I do agree that the halving-of-compute-costs-every-2.5-years estimate seems too slow to me; it seems like that's the rate of "normal incremental progress" but that when you account for the sort of really important ideas (or accumulations of ideas, or shifts in research direction towards more fruitful paths) that happen about once a decade, the rate should be faster than that.

I don't think this is what Yudkowsky is saying at all in the post. Actually, I think he is saying the exact opposite: that 2.5 years estimate is too fast as an estimate that is supposed to always work. If I understand correctly, his point is that you have significantly less than that most of the time, except during the initial growth after paradigms shifts where you're pushing as much compute as you can on your new paradigm. (That being said, Yudkowsky seems to agree with you that this should make us directionally update towards AGI arriving in less time)

My interpretation seems backed by this quote (and the fact that he's presenting these points as if they're clearly wrong):

Eliezer:  Backtesting this viewpoint on the previous history of computer science, it seems to me to assert that it should be possible to:

  • Train a pre-Transformer RNN/CNN-based model, not using any other techniques invented after 2017, to GPT-2 levels of performance, using only around 2x as much compute as GPT-2;
  • Play pro-level Go using 8-16 times as much computing power as AlphaGo, but only 2006 levels of technology.


Your model apparently suggests that we have gotten around 50 times more efficient at turning computation into intelligence since that time; so, we should be able to replicate any modern feat of deep learning performed in 2021, using techniques from before deep learning and around fifty times as much computing power.



This seems true but changing the subject.
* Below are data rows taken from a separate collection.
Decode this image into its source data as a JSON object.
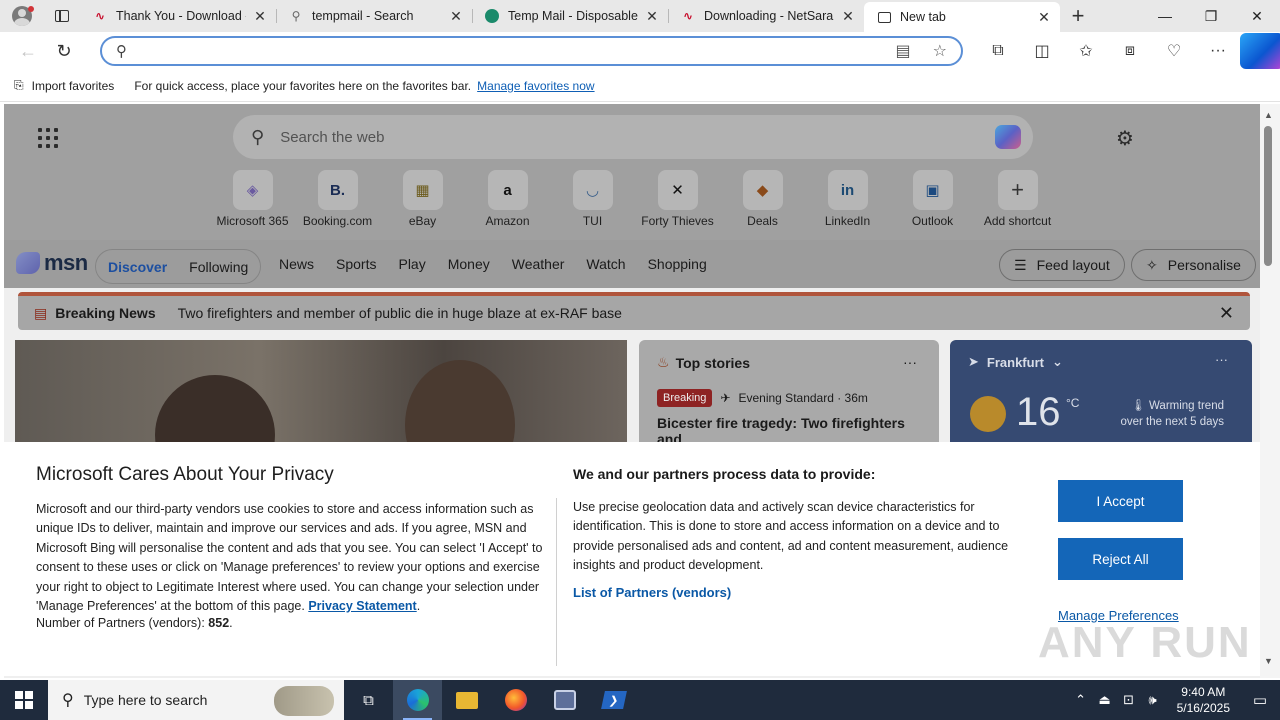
{
  "browser": {
    "tabs": [
      {
        "title": "Thank You - Download -",
        "icon": "netsarang-icon",
        "active": false
      },
      {
        "title": "tempmail - Search",
        "icon": "search-icon",
        "active": false
      },
      {
        "title": "Temp Mail - Disposable T",
        "icon": "tempmail-icon",
        "active": false
      },
      {
        "title": "Downloading - NetSaran",
        "icon": "netsarang-icon",
        "active": false
      },
      {
        "title": "New tab",
        "icon": "newtab-icon",
        "active": true
      }
    ],
    "address_value": "",
    "favorites_bar": {
      "import_label": "Import favorites",
      "hint": "For quick access, place your favorites here on the favorites bar.",
      "manage_link": "Manage favorites now"
    }
  },
  "newtab": {
    "search_placeholder": "Search the web",
    "shortcuts": [
      {
        "label": "Microsoft 365",
        "glyph": "◈"
      },
      {
        "label": "Booking.com",
        "glyph": "B."
      },
      {
        "label": "eBay",
        "glyph": "▦"
      },
      {
        "label": "Amazon",
        "glyph": "a"
      },
      {
        "label": "TUI",
        "glyph": "◡"
      },
      {
        "label": "Forty Thieves",
        "glyph": "✕"
      },
      {
        "label": "Deals",
        "glyph": "◆"
      },
      {
        "label": "LinkedIn",
        "glyph": "in"
      },
      {
        "label": "Outlook",
        "glyph": "▣"
      },
      {
        "label": "Add shortcut",
        "glyph": "+"
      }
    ],
    "msn": {
      "logo": "msn",
      "tabs": [
        "Discover",
        "Following"
      ],
      "nav": [
        "News",
        "Sports",
        "Play",
        "Money",
        "Weather",
        "Watch",
        "Shopping"
      ],
      "feed_layout": "Feed layout",
      "personalise": "Personalise"
    },
    "breaking": {
      "label": "Breaking News",
      "text": "Two firefighters and member of public die in huge blaze at ex-RAF base"
    },
    "top_stories": {
      "title": "Top stories",
      "badge": "Breaking",
      "source": "Evening Standard · 36m",
      "headline": "Bicester fire tragedy: Two firefighters and"
    },
    "weather": {
      "city": "Frankfurt",
      "temp": "16",
      "unit": "°C",
      "trend_line1": "Warming trend",
      "trend_line2": "over the next 5 days"
    }
  },
  "privacy": {
    "title": "Microsoft Cares About Your Privacy",
    "body": "Microsoft and our third-party vendors use cookies to store and access information such as unique IDs to deliver, maintain and improve our services and ads. If you agree, MSN and Microsoft Bing will personalise the content and ads that you see. You can select 'I Accept' to consent to these uses or click on 'Manage preferences' to review your options and exercise your right to object to Legitimate Interest where used.  You can change your selection under 'Manage Preferences' at the bottom of this page.",
    "privacy_link": "Privacy Statement",
    "partners_label": "Number of Partners (vendors):",
    "partners_count": "852",
    "purposes_title": "We and our partners process data to provide:",
    "purposes_text": "Use precise geolocation data and actively scan device characteristics for identification. This is done to store and access information on a device and to provide personalised ads and content, ad and content measurement, audience insights and product development.",
    "vendors_link": "List of Partners (vendors)",
    "accept": "I Accept",
    "reject": "Reject All",
    "manage": "Manage Preferences",
    "watermark": "ANY RUN"
  },
  "taskbar": {
    "search_placeholder": "Type here to search",
    "time": "9:40 AM",
    "date": "5/16/2025"
  }
}
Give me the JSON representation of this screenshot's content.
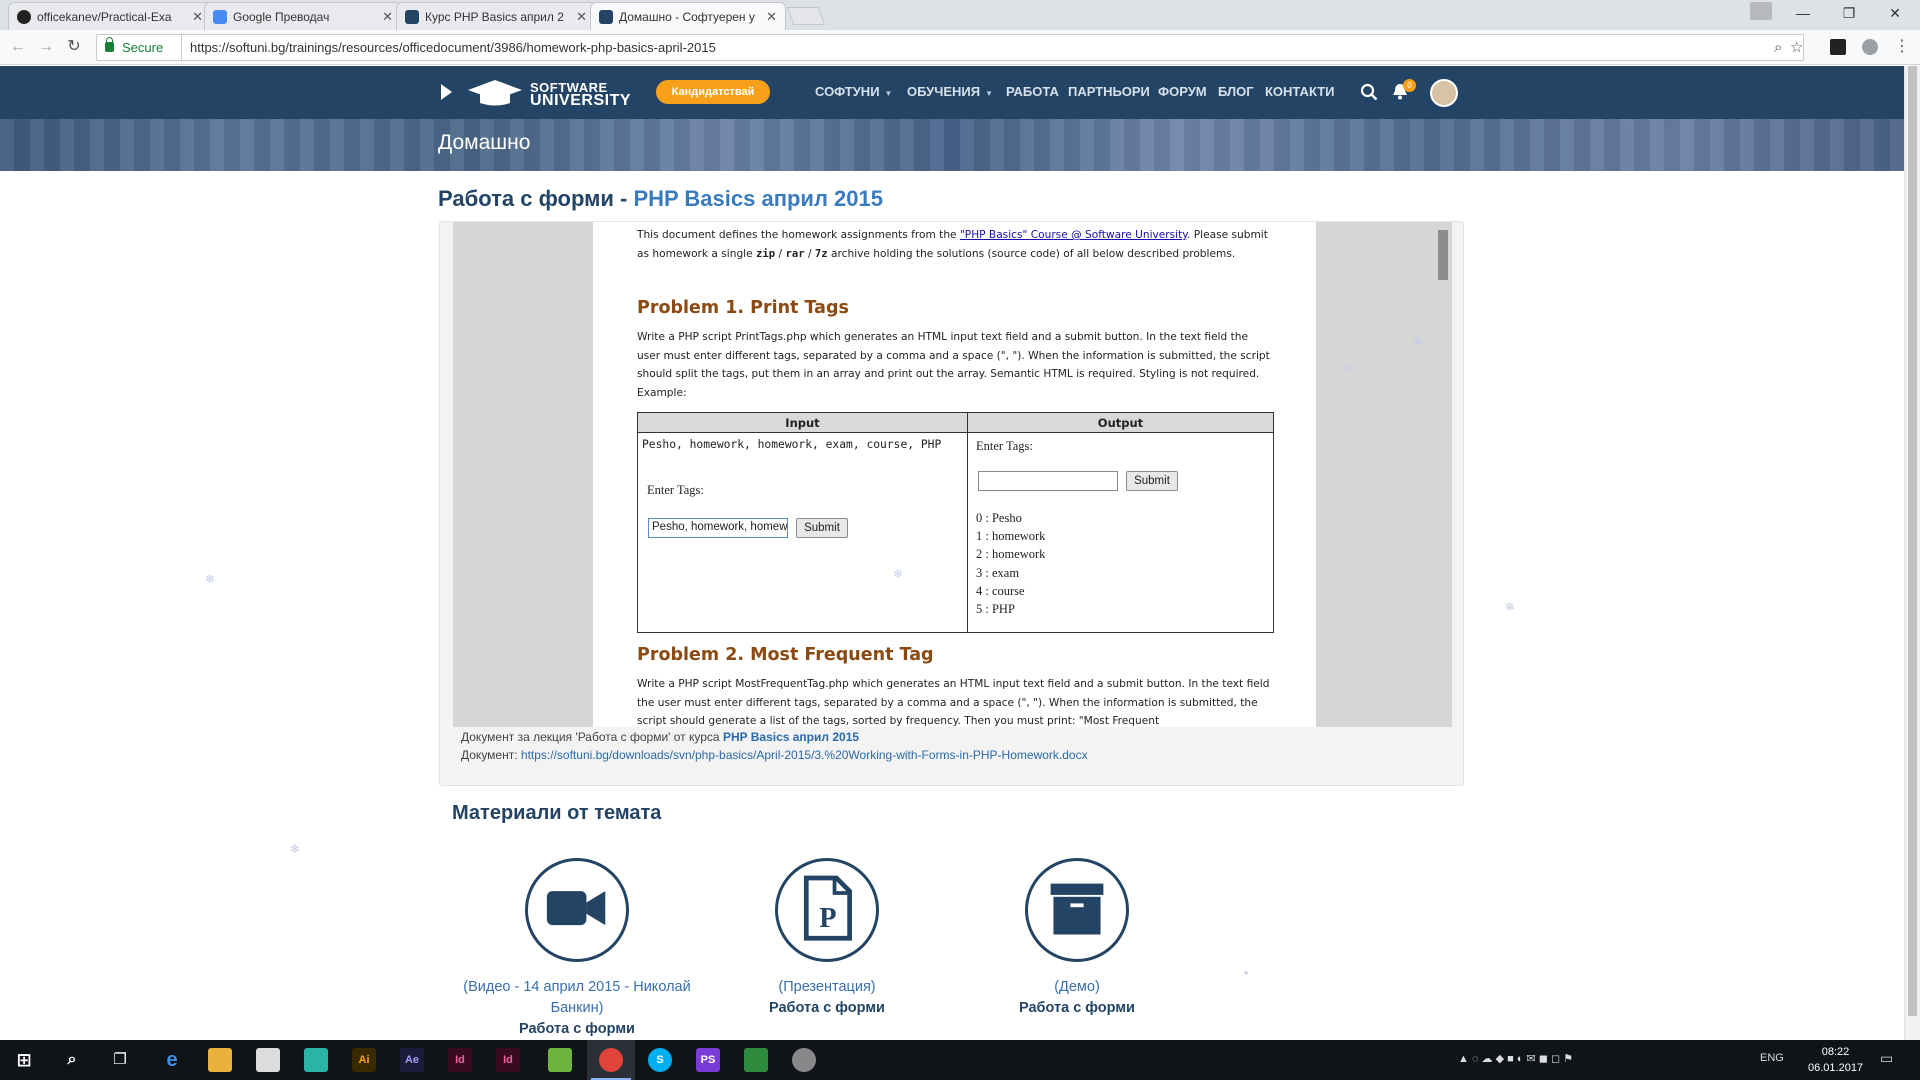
{
  "browser": {
    "tabs": [
      {
        "title": "officekanev/Practical-Exa",
        "active": false
      },
      {
        "title": "Google Преводач",
        "active": false
      },
      {
        "title": "Курс PHP Basics април 2",
        "active": false
      },
      {
        "title": "Домашно - Софтуерен у",
        "active": true
      }
    ],
    "secure_label": "Secure",
    "url": "https://softuni.bg/trainings/resources/officedocument/3986/homework-php-basics-april-2015"
  },
  "site": {
    "logo_line1": "SOFTWARE",
    "logo_line2": "UNIVERSITY",
    "apply_label": "Кандидатствай",
    "menu": [
      "СОФТУНИ",
      "ОБУЧЕНИЯ",
      "РАБОТА",
      "ПАРТНЬОРИ",
      "ФОРУМ",
      "БЛОГ",
      "КОНТАКТИ"
    ],
    "notifications": "0",
    "banner_title": "Домашно",
    "page_title_prefix": "Работа с форми - ",
    "page_title_course": "PHP Basics април 2015"
  },
  "document": {
    "intro_before": "This document defines the homework assignments from the ",
    "intro_link": "\"PHP Basics\" Course @ Software University",
    "intro_after1": ". Please submit as homework a single ",
    "intro_zip": "zip",
    "intro_slash": " / ",
    "intro_rar": "rar",
    "intro_7z": "7z",
    "intro_after2": " archive holding the solutions (source code) of all below described problems.",
    "problem1_title": "Problem 1.   Print Tags",
    "problem1_text": "Write a PHP script PrintTags.php which generates an HTML input text field and a submit button. In the text field the user must enter different tags, separated by a comma and a space (\", \"). When the information is submitted, the script should split the tags, put them in an array and print out the array. Semantic HTML is required. Styling is not required. Example:",
    "table_input_header": "Input",
    "table_output_header": "Output",
    "input_code": "Pesho, homework, homework, exam, course, PHP",
    "enter_tags": "Enter Tags:",
    "input_field_value": "Pesho, homework, homew",
    "submit_label": "Submit",
    "output_items": [
      "0 : Pesho",
      "1 : homework",
      "2 : homework",
      "3 : exam",
      "4 : course",
      "5 : PHP"
    ],
    "problem2_title": "Problem 2.   Most Frequent Tag",
    "problem2_text": "Write a PHP script MostFrequentTag.php which generates an HTML input text field and a submit button. In the text field the user must enter different tags, separated by a comma and a space (\", \"). When the information is submitted, the script should generate a list of the tags, sorted by frequency. Then you must print: \"Most Frequent",
    "caption_prefix": "Документ за лекция 'Работа с форми' от курса ",
    "caption_course": "PHP Basics април 2015",
    "caption_doc_label": "Документ: ",
    "caption_doc_url": "https://softuni.bg/downloads/svn/php-basics/April-2015/3.%20Working-with-Forms-in-PHP-Homework.docx"
  },
  "materials": {
    "title": "Материали от темата",
    "items": [
      {
        "icon": "video-camera-icon",
        "label": "(Видео - 14 април 2015 - Николай Банкин)",
        "name": "Работа с форми"
      },
      {
        "icon": "presentation-icon",
        "label": "(Презентация)",
        "name": "Работа с форми"
      },
      {
        "icon": "archive-box-icon",
        "label": "(Демо)",
        "name": "Работа с форми"
      }
    ]
  },
  "taskbar": {
    "language": "ENG",
    "time": "08:22",
    "date": "06.01.2017"
  },
  "colors": {
    "nav_bg": "#234465",
    "accent_orange": "#f7a11a",
    "link_blue": "#3a7bbf",
    "problem_heading": "#8a4a12"
  }
}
Insofar as the subject is "what should our probability distribution over date-of-AGI-creation look like" then Ajeya's framework (broadly construed) is the right way to think about it IMO. Separately, we should worry that this will never let us predict with confidence that it is happening in X years, and thus we should be trying to have a general policy that lets us react quickly to e.g. two years of warning.

I don't understand how Yudkowsky can be changing the subject when his subject has never been about "probability distribution over date-of-AGI-creation"? His point IMO is that this is a bad question to ask, not because you wouldn't want the true answer if you could magically get it, but because we don't have and won't have even close to the amount of evidence needed to do this non-trivially until 2 years before AGI (and maybe not even then, because you need to know the Thielian secrets). As such, to reach an answer that fit that type, you must contort the evidence and extract more bits of information that the analogies actually contain, which means that this is a recipe for saying nonsense.

(Note that I'm not arguing Yudkowsky is right, just that I think this is his point, and that your comment is missing it — might be wrong about all of those ^^)

I think OpenPhil is totally right here. My own stance is that the 2050-centered distribution is a directional overestimate because e.g. the long-horizon anchor is a soft upper bound (in fact I think the medium-horizon anchor is a soft upper bound too, see Fun with +12 OOMs.)

Here too this sounds like missing Yudkowsky's point, which is made in the paragraph just after your original quote:

Eliezer:  Mmm... there's some justice to that, now that I've come to write out this part of the dialogue.  Okay, let me revise my earlier stated opinion:  I think that your biological estimate is a trick that never works and, on its own terms, would tell us very little about AGI arrival times at all.  Separately, I think from my own model that your timeline distributions happen to be too long.

My interpretation is that he's saying that:

  • The model, and the whole approach, is a fundamentally bad and misguided way of thinking about these questions, which falls in the many ways he's arguing for before in the dialogue
  • If he stops talking about whether the model is bad, and just looks at its output, then he thinks that's an overestimate compared to the output of his own model.